Ambiguity is exacerbated when discrepancies arise between the scientific names on China’s protected list and those used internationally. For example, in Yunnan Province, 34 cases of Asian black bear trafficking or poaching have been prosecuted successfully using its Chinese name, Selenarctos thibetanus, although CITES calls this same bear Ursus thibetanus.
Similarly, the Asian golden cat is Felis temminckii on China’s protected list (the name used in two criminal cases in Yunnan) but known as Catopuma temminckii elsewhere. Other species with different names on the Chinese and CITES lists include the Eurasian lynx, the fishing cat, Eld’s deer and the hog deer. These naming differences hinder prosecutions and accurate data collection on the illegal wildlife trade.

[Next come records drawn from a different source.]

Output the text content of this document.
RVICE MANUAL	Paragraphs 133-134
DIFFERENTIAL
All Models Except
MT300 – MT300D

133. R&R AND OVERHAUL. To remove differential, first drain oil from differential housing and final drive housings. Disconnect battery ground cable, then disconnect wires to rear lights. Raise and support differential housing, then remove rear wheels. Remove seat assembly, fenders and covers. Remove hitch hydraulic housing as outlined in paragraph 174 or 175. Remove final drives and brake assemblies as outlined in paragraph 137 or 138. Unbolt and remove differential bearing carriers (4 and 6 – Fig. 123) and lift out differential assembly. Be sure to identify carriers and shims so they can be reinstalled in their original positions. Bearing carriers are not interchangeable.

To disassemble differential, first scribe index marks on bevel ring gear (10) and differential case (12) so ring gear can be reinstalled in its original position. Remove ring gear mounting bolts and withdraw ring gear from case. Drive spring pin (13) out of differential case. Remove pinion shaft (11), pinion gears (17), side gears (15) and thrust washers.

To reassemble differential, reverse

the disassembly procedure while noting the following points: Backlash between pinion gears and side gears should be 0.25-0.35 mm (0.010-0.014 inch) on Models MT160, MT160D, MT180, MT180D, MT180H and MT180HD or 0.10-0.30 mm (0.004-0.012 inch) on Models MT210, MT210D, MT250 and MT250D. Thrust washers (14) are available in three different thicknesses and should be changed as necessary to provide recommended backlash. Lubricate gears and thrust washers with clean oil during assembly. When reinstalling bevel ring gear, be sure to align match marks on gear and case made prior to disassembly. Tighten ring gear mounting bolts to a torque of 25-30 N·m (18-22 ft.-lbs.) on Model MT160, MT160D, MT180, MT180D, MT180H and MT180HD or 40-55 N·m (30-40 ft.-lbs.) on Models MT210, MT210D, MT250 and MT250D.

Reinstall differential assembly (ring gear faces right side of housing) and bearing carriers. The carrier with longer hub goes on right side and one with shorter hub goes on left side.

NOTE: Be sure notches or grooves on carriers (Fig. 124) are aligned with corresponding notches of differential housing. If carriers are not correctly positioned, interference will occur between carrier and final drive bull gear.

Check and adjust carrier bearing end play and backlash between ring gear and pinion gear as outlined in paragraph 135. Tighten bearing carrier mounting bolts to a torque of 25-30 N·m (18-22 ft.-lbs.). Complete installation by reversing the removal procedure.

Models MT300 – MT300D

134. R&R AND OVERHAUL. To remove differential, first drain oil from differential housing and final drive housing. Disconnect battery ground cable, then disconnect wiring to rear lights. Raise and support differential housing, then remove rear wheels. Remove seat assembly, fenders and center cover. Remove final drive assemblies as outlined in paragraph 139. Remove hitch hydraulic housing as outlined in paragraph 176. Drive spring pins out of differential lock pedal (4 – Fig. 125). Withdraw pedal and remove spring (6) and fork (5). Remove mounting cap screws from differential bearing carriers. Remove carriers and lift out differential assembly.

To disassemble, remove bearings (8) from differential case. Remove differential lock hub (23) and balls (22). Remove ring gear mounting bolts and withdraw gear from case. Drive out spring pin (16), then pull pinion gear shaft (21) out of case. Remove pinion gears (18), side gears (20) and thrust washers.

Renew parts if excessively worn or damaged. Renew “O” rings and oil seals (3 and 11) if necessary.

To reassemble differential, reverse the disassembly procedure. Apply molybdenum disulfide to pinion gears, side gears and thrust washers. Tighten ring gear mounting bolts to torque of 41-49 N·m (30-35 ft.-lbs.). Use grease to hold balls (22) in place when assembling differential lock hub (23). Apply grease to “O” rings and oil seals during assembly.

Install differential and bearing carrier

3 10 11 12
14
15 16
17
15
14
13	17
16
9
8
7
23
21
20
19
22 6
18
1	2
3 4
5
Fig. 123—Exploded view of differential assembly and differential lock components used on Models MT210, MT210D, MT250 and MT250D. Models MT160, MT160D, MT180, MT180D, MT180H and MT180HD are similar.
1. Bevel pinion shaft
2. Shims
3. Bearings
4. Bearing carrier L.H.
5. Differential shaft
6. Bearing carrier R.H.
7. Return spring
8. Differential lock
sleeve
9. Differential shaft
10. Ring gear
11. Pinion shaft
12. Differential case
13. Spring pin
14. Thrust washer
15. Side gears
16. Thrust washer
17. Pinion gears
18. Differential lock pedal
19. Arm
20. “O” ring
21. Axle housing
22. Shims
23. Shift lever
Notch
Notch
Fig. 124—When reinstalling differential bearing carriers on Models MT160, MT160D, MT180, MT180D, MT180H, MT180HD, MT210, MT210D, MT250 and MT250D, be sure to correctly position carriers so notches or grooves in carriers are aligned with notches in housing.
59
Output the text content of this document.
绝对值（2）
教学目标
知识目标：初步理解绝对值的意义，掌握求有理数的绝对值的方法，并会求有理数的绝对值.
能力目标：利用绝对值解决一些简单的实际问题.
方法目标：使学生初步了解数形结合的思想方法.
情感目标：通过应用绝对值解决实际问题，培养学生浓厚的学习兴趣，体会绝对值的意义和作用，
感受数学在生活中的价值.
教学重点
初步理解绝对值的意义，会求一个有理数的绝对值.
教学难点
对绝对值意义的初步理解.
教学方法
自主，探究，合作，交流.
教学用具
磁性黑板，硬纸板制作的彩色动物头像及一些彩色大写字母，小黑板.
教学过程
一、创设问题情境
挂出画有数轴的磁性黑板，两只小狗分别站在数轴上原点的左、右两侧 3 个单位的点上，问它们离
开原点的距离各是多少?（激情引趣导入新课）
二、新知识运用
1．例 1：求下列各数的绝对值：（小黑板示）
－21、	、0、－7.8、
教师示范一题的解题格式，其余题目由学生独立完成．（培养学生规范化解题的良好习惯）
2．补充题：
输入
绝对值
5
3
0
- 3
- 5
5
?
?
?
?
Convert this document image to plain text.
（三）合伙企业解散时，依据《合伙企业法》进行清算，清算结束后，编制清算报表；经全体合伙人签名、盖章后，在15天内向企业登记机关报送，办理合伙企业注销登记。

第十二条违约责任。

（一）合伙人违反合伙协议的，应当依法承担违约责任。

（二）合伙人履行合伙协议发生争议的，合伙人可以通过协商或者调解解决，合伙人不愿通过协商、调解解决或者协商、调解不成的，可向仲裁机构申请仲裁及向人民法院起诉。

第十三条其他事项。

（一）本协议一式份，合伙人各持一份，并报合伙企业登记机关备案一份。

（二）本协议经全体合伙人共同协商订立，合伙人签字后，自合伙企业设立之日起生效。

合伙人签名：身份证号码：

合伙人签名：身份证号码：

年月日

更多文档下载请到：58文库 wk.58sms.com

So what can be done to remedy this bizarre situation? Although China lags behind many other nations in updating its protected species lists, this issue can afflict any country. All 181 CITES signatory nations should keep in step with the latest taxonomy. A database called “Species+”, used by the UN and the CITES secretariat to define the legal names, protected status, and distribution of all species, should become the standard for national legislation. This would allow wildlife enforcement agencies to all identify species to the same standard and alleviate trans-border inconsistencies.
In light of substantial worldwide attention to wildlife crime in China, its government is committed to a “zero tolerance policy” and is consulting on the revision and amendment of existing wildlife laws. This is a decisive opportunity to close those taxonomic loopholes, and save China’s endangered species.